Dreaming of You (The Gamblers #2)(65)
“I can’t decide whose neck to wring first—yours or hers.”
“You’re offended that I’m here,” Sara said in a small voice.
“I’d rather stand in a bucket of coals than spend one night under the same roof with you!”
“You dislike me that much?”
Derek’s lungs began to work hard as he stared into her small, lovely face. The violent joy of being near her caused his blood to sizzle. His fingers flexed repeatedly into the softness of her shoulders, as if relishing the texture of her flesh. “No, I don’t dislike you,” he said, nearly inaudible.
“Mr. Craven, you’re hurting me.”
His grip didn’t loosen. “That night after the assembly…you didn’t understand a bloody thing I told you, did you?”
“I understood.”
“And still you came here.”
Sara stood her ground, although it took all her strength not to wilt beneath his scorching glare. “I had every right to accept Lady Raiford’s invitation,” she said stubbornly. “A-and I won’t leave, no matter what you say to me!”
“Then I will.”
“All right!” To her amazement, an urge to taunt him overcame her, and she added, “If you have so little control over yourself that you find it necessary to run away from me.”
His face was wiped clean of all expression, but she could sense the fury that blazed within him. “They say God protects fools and children—for your sake I hope it’s true.”
“Mr. Craven, I thought you and I could at least manage to be civil to each other for one weekend—”
“Why the hell would you think that?”
“Because we managed it quite well before the assembly, and…” Sara sputtered into silence as she realized how tightly he was holding her. The tips of her br**sts grazed his chest. Her skirts flowed gently around his legs.
“I can’t manage it now.” He gripped her inflexibly, until she felt the hot, leaping pressure of his arousal against her stomach. His eyes blazed like emeralds in his austere face. “I can protect you against everything except myself.”
She knew that his grasp was deliberately painful. But instead of resisting, she relaxed against his hard body. More than anything she wanted to twine herself around him and crush her mouth against the place where the white linen of his cravat met smooth brown skin.
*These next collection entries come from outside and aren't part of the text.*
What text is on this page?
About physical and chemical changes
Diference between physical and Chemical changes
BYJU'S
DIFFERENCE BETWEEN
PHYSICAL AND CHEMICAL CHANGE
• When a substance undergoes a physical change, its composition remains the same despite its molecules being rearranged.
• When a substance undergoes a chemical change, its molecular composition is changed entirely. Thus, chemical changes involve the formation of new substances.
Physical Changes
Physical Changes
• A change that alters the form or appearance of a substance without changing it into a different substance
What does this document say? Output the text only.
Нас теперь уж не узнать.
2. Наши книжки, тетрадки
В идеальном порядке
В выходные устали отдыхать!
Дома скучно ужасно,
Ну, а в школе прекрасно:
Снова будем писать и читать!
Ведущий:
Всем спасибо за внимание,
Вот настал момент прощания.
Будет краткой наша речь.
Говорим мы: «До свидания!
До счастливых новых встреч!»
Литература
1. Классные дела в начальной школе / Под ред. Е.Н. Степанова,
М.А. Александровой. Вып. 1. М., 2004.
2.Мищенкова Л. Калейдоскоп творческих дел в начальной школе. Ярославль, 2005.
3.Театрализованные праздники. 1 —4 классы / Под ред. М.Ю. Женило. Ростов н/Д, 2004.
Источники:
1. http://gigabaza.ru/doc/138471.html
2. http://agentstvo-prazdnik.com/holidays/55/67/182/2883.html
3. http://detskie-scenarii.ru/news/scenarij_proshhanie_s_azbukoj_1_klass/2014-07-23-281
Her hands crept up his broad shoulders, and she stared at him wordlessly.
Derek feared he was a hairsbreadth away from attacking her. “Why didn’t you marry him?” he asked hoarsely.
“I don’t love him.”
He shook his head in baffled anger, and opened his mouth to deliver a scathing reply. Apparently thinking better of it, he closed his mouth abruptly, only to open it again. Were the moment not so tense, Sara would have laughed. Instead she stared up at him helplessly. “How could I have gone through with it when I don’t love him?”
“You little fool. Isn’t it enough that you’d be safe with him?”
“No. I want more than that. Or nothing at all.”
His dark head bent lower over hers. One of his hands released her shoulder, and his fingertips grazed the delicate curls at her temple. He was tight-lipped, as if enduring an exquisitely painful torture. Sara made an inarticulate sound as she felt his knuckles brush the highest edge of her cheek. The brightness of his gaze was like harsh sunlight. She felt as if she were drowning in the depths of burning green. His large hand cradled her cheek and jaw, his thumb testing the downy surface. “I’d forgotten how soft your skin was,” he murmured.
She stood there trembling against him, beyond all sense of pride and propriety. Impulsive words hovered on her lips. Suddenly she was distracted by the feel of a strange object underneath her palm, pressed flat against his chest. There was a hard lump in the inside pocket of his coat. She frowned curiously. Before Derek realized what she was doing, she reached inside the garment to investigate.
“No,” he said swiftly, his large hand gripping her wrist to stop her.
But it was too late; her fingers had already encountered the object and identified it. With a disbelieving look on her face, Sara pulled out the tiny pair of spectacles she thought she had lost at the club. “Why?” she whispered, amazed that he was carrying them in his breast pocket.
He met her gaze defiantly, his jaw set. A small muscle twitched in his cheek.
Then she understood. “Are you having problems with your sight, Mr. Craven?” she asked softly. “Or is it your heart?”
Just then they both heard the sound of distant voices down the hall. “Someone’s coming,” he muttered, and released her.
“Wait—”
He was gone in an instant, as if the hounds of hell were nipping at his heels. Still clutching the spectacles, Sara bit her lip. In her wild mixture of emotions—relief that he still wanted her, fear that he would leave—nothing was as strong as the desire to comfort him. She wished she had the power to reassure him that his love wouldn’t hurt her…that she would never ask for more than he could give.
Harrassed by a flood of minor difficulties, Lily searched for her husband and found him alone in the hunting room. He was seated at a desk with an empty cigar box in his hand. Alex smiled at the sight of her, but his expression changed to a questioning frown. “What is it, sweetheart?”